Harvard Business School began offering its first Executive Education Program in 1945.

Self-described as “A Catalyst for Transformation,” each year more than 10,000 business leaders from over 200 countries attend various programs offered across the globe. One such program, the Owner/President Management (OPM) program takes place on the famed Harvard Business School campus in Boston, Massachusetts. OPM focuses on assisting the world’s top executives and successful entrepreneurs in transforming their companies and careers.

I’ve been visiting Boston regularly since 2002 when I set out to become an attorney. Last year, I had the opportunity to attend Harvard Business School for the first of three units of the OPM program. Growing up in a small town in central Kentucky, one can only imagine what a treat it is to be surrounded by some of the best minds in the country constantly striving to become the best versions of themselves.

Harvard Business School’s programs center on a style of learning known as the case study method. The case study method ensures full participant interaction, business simulations, and working within smaller groups, known as “living groups,” in order to foster collaboration and leadership development.

The first day of our program served as an orientation as we were placed in small groups of seven to eight executives, each from various locations around the world. This year, I have the distinct pleasure of working and learning alongside individuals from Malta, China, India, Dubai, Nigeria, and of course, Long Island!
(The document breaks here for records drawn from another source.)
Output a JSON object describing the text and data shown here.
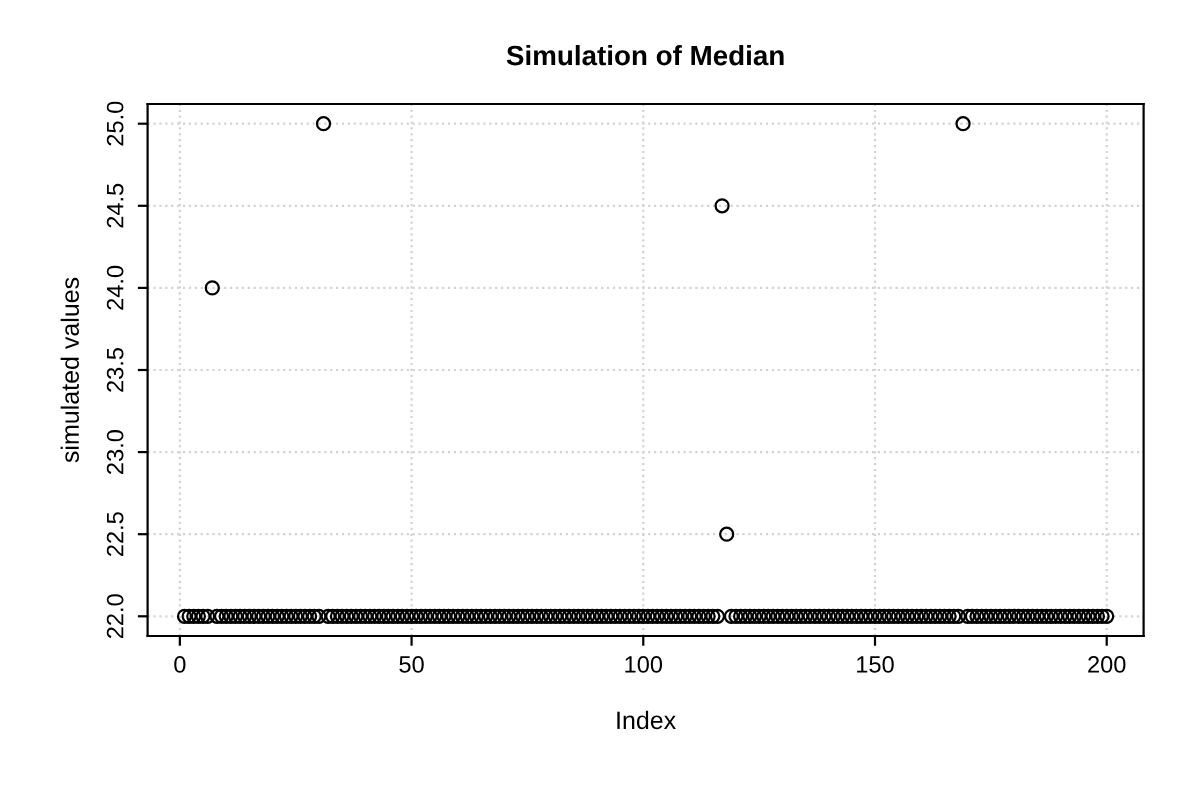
{
  "chart_data": {
    "type": "scatter",
    "title": "Simulation of Median",
    "xlabel": "Index",
    "ylabel": "simulated values",
    "x": [
      1,
      2,
      3,
      4,
      5,
      6,
      7,
      8,
      9,
      10,
      11,
      12,
      13,
      14,
      15,
      16,
      17,
      18,
      19,
      20,
      21,
      22,
      23,
      24,
      25,
      26,
      27,
      28,
      29,
      30,
      31,
      32,
      33,
      34,
      35,
      36,
      37,
      38,
      39,
      40,
      41,
      42,
      43,
      44,
      45,
      46,
      47,
      48,
      49,
      50,
      51,
      52,
      53,
      54,
      55,
      56,
      57,
      58,
      59,
      60,
      61,
      62,
      63,
      64,
      65,
      66,
      67,
      68,
      69,
      70,
      71,
      72,
      73,
      74,
      75,
      76,
      77,
      78,
      79,
      80,
      81,
      82,
      83,
      84,
      85,
      86,
      87,
      88,
      89,
      90,
      91,
      92,
      93,
      94,
      95,
      96,
      97,
      98,
      99,
      100,
      101,
      102,
      103,
      104,
      105,
      106,
      107,
      108,
      109,
      110,
      111,
      112,
      113,
      114,
      115,
      116,
      117,
      118,
      119,
      120,
      121,
      122,
      123,
      124,
      125,
      126,
      127,
      128,
      129,
      130,
      131,
      132,
      133,
      134,
      135,
      136,
      137,
      138,
      139,
      140,
      141,
      142,
      143,
      144,
      145,
      146,
      147,
      148,
      149,
      150,
      151,
      152,
      153,
      154,
      155,
      156,
      157,
      158,
      159,
      160,
      161,
      162,
      163,
      164,
      165,
      166,
      167,
      168,
      169,
      170,
      171,
      172,
      173,
      174,
      175,
      176,
      177,
      178,
      179,
      180,
      181,
      182,
      183,
      184,
      185,
      186,
      187,
      188,
      189,
      190,
      191,
      192,
      193,
      194,
      195,
      196,
      197,
      198,
      199,
      200
    ],
    "values": [
      22,
      22,
      22,
      22,
      22,
      22,
      24,
      22,
      22,
      22,
      22,
      22,
      22,
      22,
      22,
      22,
      22,
      22,
      22,
      22,
      22,
      22,
      22,
      22,
      22,
      22,
      22,
      22,
      22,
      22,
      25,
      22,
      22,
      22,
      22,
      22,
      22,
      22,
      22,
      22,
      22,
      22,
      22,
      22,
      22,
      22,
      22,
      22,
      22,
      22,
      22,
      22,
      22,
      22,
      22,
      22,
      22,
      22,
      22,
      22,
      22,
      22,
      22,
      22,
      22,
      22,
      22,
      22,
      22,
      22,
      22,
      22,
      22,
      22,
      22,
      22,
      22,
      22,
      22,
      22,
      22,
      22,
      22,
      22,
      22,
      22,
      22,
      22,
      22,
      22,
      22,
      22,
      22,
      22,
      22,
      22,
      22,
      22,
      22,
      22,
      22,
      22,
      22,
      22,
      22,
      22,
      22,
      22,
      22,
      22,
      22,
      22,
      22,
      22,
      22,
      22,
      24.5,
      22.5,
      22,
      22,
      22,
      22,
      22,
      22,
      22,
      22,
      22,
      22,
      22,
      22,
      22,
      22,
      22,
      22,
      22,
      22,
      22,
      22,
      22,
      22,
      22,
      22,
      22,
      22,
      22,
      22,
      22,
      22,
      22,
      22,
      22,
      22,
      22,
      22,
      22,
      22,
      22,
      22,
      22,
      22,
      22,
      22,
      22,
      22,
      22,
      22,
      22,
      22,
      25,
      22,
      22,
      22,
      22,
      22,
      22,
      22,
      22,
      22,
      22,
      22,
      22,
      22,
      22,
      22,
      22,
      22,
      22,
      22,
      22,
      22,
      22,
      22,
      22,
      22,
      22,
      22,
      22,
      22,
      22,
      22
    ],
    "color": "#000000",
    "marker": "circle",
    "xlim": [
      -6.96,
      207.96
    ],
    "ylim": [
      21.88,
      25.12
    ],
    "xticks": [
      0,
      50,
      100,
      150,
      200
    ],
    "yticks": [
      {
        "value": 22,
        "label": "22.0"
      },
      {
        "value": 22.5,
        "label": "22.5"
      },
      {
        "value": 23,
        "label": "23.0"
      },
      {
        "value": 23.5,
        "label": "23.5"
      },
      {
        "value": 24,
        "label": "24.0"
      },
      {
        "value": 24.5,
        "label": "24.5"
      },
      {
        "value": 25,
        "label": "25.0"
      }
    ],
    "grid": true
  }
}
Our orientation was rather informal and took place over dinner with some small talk and guided questions meant to help us get to know each other. It was during dinner that I began to look around the room and wonder what it was that was so special about Harvard Business School, and about the OPM Program, that made individuals from far reaches of the globe come together to learn how to be better leaders, more effective communicators, and more adept business owners.

At some point during the dinner, one of my new soon-to-be lifelong friends, Steven Risso, asked me why I wrote “another book on captive insurance.”  My response was simple and straightforward:

“Because it needed to be done.”

Pressed for more, I explained that The Business Owner’s Definitive Guide to Captive Insurance Companies was my attempt to continue to develop my craft and help my audience learn more. As I explained my reasoning, it struck me that the heart of the question posed by Steven Risso was the same thing I was asking myself about the other participants in the program. Why are we doing this?
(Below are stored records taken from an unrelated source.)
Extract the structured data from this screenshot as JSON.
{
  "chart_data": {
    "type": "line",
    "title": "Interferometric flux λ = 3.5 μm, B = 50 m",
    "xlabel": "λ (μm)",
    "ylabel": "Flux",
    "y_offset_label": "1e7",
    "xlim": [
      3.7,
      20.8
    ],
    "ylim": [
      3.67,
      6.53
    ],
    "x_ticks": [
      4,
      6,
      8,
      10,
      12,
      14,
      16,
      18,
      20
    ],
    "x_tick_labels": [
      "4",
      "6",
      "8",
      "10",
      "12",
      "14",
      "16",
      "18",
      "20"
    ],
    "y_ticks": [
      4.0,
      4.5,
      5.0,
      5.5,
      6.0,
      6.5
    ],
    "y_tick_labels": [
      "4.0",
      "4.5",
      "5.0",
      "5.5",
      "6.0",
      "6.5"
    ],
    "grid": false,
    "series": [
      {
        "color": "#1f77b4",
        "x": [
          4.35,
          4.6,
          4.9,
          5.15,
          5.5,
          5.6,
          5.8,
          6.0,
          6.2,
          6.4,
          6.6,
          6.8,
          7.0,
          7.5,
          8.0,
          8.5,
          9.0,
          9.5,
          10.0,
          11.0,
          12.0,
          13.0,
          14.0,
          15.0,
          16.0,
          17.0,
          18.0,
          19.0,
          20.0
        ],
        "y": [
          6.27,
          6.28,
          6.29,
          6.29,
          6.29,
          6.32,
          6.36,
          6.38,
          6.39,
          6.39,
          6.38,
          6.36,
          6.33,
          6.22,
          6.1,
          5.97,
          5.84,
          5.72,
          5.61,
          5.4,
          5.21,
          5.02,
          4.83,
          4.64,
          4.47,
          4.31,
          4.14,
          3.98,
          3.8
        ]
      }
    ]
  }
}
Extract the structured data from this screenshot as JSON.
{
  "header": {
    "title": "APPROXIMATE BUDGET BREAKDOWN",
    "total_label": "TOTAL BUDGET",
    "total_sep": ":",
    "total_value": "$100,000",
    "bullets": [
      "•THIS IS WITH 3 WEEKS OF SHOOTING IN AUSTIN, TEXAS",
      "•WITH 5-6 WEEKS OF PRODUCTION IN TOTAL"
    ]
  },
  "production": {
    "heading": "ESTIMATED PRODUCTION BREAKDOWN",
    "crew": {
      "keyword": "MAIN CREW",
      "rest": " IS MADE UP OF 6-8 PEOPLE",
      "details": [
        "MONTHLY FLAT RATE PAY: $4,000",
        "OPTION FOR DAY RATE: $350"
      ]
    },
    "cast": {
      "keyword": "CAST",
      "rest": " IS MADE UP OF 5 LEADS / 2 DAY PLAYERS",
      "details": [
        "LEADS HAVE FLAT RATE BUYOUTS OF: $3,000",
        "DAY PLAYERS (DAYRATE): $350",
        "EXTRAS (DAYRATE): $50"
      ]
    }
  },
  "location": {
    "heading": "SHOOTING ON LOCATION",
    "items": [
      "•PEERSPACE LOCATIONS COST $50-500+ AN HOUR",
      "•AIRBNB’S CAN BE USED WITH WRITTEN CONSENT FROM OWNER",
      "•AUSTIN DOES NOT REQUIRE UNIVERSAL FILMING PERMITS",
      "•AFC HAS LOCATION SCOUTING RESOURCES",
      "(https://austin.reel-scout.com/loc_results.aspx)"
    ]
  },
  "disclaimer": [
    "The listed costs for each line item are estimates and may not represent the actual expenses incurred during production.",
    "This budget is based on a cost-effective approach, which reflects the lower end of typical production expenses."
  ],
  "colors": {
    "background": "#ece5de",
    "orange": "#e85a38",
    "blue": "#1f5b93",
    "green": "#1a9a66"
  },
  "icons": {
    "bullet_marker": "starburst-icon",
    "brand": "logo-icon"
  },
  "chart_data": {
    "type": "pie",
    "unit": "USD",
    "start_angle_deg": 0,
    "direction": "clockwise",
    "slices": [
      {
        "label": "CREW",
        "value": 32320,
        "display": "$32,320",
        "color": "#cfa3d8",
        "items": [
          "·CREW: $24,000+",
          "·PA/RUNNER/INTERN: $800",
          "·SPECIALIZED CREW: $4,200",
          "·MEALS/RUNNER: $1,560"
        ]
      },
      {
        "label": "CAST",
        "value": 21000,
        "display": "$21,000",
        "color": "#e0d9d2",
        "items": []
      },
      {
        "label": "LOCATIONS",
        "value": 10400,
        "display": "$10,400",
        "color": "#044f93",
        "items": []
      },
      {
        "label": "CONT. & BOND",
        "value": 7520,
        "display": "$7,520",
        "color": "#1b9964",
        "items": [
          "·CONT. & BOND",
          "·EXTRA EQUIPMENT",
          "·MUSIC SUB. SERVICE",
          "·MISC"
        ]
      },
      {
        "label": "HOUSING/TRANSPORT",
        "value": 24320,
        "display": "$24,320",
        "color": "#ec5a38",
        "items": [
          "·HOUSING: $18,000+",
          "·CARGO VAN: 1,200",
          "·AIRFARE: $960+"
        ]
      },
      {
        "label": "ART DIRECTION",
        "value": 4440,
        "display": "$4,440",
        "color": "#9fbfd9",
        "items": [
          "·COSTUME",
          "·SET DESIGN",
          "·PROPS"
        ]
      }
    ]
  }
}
As is often the case when I’ve got something on my mind to work through, I left dinner and went for an evening walk. I crossed the campus, headed along the Charles River, rediscovered the Public Gardens, cut through Boston Common and finally stopped in front of my old apartment on Boylston Street from my law school days. I stared up at the window on the fifth floor into the 352 square feet of space I once called home. I stood there remembering those early morning case studies and grueling days in class under the Socratic Method.
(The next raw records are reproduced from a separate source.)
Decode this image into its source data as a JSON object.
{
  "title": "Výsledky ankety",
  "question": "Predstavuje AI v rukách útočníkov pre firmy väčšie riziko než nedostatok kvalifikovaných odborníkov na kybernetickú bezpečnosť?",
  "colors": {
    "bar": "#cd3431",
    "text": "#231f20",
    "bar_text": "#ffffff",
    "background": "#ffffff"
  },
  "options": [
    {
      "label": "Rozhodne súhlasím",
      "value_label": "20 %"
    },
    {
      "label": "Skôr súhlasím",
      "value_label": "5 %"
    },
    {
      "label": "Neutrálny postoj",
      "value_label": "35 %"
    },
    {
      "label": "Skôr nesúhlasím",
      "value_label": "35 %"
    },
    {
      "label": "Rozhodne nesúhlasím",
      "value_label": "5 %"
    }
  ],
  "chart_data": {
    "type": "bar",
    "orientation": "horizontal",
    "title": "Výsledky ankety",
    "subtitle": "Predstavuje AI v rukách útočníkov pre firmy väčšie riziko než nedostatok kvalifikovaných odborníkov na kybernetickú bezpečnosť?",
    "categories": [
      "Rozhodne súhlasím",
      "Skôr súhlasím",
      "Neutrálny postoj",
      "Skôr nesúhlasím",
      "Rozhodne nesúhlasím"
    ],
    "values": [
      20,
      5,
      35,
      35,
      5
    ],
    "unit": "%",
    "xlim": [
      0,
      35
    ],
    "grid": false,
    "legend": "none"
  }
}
There I stood, all those years later, with a thirst for learning that hadn’t yet been quenched. In fact, my appetite only continues to grow. So, too, does my need to encourage others to continue to learn. Whether it is sending my sons off to camp to learn outdoor life skills, teaching my daughter to take her first steps, or sending my team members back to school to achieve advanced degrees in everything from risk management, human resources, or insurance underwriting; it is my belief that a love of learning should be enjoyed and appreciated by all.

I returned back to campus to settle in for the evening, to brief my cases for the next morning and prepare for our first group study session. As I walked down the hallway to my dorm room, I passed Steven Risso. Holding a pad of paper, handful of yellow highlighters, and a binder full of cases, he smiled and said, “I love being here, it makes me want to be a better leader; makes me want to be a better person.”

I responded in the only way I could think of, “A love of learning is another way of serving as a catalyst of transformation!”